MP of Rajya Sabha for Kerala
- In office 22 April 2015 – 22 April 2021
- Constituency: Kerala

District Secretary, CPIM Kannur

Personal details
- Born: 13 May 1970 (age 56) Kanhirode, Kannur, Kerala, India
- Party: CPI(M)
- Spouse: Priya Varghese
- Alma mater: Kerala Law Academy Law College
- Profession: Politician

= K. K. Ragesh =

Indian politician (born 1970)

K.K. Ragesh is an Indian politician and member of the Communist Party of India (Marxist). He was elected as a member of the Rajya Sabha the Upper house of Indian Parliament from Kerala in 2015. He was earlier the president of the Students Federation of India. In 2020, he received Parliamentary Group for Children (PGC) Award for the commendable work done in the parliament for the protection of the rights of children and students.
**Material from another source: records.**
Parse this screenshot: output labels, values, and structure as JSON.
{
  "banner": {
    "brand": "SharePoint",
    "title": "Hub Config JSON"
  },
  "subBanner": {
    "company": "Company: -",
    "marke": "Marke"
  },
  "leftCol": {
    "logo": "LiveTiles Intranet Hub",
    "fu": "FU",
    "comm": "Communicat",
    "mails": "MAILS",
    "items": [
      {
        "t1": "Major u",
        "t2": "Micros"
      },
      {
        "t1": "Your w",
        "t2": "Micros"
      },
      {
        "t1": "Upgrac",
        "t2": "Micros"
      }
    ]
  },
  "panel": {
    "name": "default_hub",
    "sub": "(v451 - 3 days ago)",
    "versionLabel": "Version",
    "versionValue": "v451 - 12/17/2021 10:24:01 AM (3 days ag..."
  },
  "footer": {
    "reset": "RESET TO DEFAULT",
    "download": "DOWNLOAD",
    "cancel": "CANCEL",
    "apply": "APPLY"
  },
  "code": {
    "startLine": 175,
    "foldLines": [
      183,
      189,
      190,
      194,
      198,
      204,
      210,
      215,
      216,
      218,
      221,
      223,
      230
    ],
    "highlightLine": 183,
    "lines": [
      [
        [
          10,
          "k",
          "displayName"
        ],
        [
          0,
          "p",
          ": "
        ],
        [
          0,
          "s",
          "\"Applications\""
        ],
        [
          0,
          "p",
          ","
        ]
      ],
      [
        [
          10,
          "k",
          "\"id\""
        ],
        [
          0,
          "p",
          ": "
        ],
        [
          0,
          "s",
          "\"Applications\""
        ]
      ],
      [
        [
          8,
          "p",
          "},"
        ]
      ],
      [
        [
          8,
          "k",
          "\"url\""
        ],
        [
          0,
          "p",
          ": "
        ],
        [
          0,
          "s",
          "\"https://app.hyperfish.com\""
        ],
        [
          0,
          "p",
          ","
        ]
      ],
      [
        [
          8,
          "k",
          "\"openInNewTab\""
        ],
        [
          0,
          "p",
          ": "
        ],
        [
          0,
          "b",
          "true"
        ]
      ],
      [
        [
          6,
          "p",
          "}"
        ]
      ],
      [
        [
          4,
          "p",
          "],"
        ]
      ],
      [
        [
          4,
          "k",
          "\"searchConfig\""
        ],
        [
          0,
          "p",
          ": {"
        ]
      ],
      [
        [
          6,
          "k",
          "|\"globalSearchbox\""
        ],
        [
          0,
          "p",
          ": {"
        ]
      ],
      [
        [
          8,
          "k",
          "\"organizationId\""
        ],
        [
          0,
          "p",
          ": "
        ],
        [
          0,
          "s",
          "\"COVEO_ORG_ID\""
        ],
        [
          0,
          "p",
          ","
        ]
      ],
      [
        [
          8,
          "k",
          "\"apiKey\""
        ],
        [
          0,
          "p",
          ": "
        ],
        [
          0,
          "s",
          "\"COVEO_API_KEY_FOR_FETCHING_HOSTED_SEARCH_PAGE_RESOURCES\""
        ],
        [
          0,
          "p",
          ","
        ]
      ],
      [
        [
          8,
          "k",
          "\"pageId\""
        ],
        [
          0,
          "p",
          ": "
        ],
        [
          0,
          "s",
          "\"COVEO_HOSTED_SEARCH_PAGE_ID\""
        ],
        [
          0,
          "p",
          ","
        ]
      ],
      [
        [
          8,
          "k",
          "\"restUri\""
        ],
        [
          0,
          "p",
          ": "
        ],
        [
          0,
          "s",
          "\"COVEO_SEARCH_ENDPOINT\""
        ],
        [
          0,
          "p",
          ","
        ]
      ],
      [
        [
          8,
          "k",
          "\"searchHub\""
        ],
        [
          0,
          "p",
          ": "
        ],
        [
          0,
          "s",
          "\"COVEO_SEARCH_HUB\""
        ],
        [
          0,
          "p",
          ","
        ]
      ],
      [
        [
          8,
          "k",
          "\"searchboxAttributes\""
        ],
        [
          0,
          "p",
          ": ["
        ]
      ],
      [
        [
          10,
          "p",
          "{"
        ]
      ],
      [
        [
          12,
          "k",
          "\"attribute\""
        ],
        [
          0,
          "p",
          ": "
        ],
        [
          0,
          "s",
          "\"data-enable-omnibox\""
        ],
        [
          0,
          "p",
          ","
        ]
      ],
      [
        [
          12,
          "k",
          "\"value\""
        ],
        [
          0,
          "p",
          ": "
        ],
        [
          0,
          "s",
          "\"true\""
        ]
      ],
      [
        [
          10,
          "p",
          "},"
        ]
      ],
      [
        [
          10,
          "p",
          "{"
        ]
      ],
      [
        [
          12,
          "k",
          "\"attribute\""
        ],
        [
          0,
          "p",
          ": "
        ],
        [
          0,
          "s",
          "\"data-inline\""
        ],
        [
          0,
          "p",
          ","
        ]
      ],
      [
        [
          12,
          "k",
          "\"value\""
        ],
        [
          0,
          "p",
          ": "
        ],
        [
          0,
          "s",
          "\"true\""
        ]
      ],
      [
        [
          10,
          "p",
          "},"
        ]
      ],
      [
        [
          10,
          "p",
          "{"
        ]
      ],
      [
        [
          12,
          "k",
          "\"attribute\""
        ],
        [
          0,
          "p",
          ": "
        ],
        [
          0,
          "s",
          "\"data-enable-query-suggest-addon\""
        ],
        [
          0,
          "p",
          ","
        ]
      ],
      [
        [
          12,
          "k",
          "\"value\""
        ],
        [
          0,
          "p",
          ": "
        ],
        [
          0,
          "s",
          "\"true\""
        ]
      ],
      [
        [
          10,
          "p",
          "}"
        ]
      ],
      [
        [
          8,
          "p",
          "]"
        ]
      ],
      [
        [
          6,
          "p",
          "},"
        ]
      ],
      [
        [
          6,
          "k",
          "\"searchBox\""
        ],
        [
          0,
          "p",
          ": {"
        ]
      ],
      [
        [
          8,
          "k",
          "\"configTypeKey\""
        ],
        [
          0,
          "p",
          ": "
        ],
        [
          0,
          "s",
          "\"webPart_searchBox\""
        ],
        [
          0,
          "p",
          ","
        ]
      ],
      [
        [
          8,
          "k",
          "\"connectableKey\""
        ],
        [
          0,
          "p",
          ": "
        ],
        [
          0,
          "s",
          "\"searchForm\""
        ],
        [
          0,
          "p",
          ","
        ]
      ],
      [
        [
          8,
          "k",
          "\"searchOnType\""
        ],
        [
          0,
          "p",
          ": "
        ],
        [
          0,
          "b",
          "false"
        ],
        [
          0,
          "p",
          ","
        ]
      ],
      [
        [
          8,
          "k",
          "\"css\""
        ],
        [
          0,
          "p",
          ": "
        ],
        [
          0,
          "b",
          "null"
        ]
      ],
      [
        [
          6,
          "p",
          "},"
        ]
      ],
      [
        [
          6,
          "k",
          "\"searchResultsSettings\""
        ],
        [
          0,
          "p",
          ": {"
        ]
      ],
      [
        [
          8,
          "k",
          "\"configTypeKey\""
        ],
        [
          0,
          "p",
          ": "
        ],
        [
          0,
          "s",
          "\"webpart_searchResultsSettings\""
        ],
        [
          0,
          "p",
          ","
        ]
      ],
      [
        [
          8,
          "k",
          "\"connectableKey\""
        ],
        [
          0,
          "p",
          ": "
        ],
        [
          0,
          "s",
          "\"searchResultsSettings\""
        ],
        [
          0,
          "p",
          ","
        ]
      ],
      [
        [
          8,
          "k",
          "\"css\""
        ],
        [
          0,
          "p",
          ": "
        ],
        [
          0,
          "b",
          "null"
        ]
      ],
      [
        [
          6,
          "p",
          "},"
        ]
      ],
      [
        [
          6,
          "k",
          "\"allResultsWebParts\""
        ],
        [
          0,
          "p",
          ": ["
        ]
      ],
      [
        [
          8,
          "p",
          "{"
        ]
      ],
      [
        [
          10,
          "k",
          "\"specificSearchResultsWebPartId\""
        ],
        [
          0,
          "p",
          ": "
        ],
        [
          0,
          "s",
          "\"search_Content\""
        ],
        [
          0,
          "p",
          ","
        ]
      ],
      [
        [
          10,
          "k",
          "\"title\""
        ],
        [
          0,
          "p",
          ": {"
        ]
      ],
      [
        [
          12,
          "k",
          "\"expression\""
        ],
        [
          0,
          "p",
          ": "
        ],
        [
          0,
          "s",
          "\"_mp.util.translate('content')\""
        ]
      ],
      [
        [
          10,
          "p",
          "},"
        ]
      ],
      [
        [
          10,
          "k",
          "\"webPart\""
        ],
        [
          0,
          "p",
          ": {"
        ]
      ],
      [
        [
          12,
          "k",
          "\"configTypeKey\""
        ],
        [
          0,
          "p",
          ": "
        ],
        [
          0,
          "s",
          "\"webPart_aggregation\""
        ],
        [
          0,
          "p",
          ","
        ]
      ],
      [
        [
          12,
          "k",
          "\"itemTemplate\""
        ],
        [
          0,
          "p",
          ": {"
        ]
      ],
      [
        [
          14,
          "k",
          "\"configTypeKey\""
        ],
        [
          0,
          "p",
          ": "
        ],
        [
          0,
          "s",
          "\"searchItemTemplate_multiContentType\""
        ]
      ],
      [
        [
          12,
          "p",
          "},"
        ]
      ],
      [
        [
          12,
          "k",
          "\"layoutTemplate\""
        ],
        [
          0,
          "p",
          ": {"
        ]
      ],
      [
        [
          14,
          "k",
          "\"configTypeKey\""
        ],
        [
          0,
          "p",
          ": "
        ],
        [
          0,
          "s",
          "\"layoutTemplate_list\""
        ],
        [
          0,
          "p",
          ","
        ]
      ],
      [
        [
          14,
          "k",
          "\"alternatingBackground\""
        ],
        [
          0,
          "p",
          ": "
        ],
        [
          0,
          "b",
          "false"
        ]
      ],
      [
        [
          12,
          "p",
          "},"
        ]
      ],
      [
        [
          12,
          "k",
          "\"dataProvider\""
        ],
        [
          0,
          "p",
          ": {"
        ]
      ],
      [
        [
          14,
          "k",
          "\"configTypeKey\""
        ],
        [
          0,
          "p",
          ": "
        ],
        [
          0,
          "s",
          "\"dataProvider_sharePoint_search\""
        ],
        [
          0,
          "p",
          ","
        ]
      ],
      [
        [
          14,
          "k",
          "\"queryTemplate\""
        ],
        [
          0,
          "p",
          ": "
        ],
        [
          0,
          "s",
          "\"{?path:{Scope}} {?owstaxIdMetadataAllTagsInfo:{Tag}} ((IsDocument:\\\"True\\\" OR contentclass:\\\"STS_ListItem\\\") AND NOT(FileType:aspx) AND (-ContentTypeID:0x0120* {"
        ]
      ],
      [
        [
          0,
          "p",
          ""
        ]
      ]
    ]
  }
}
On 21 September 2020, Ragesh along with seven other members were suspended from the Rajya Sabha for their unruly behavior in the house by tearing documents, breaking mic and heckling the Deputy Chairman of the Rajya Sabha. Their actions were condemned by several leaders.

In May 2021, Ragesh has been appointed as the private secretary to the Chief Minister of Kerala.

In April 2025, K.K. Ragesh was appointed as the CPI(M) Kannur district secretary.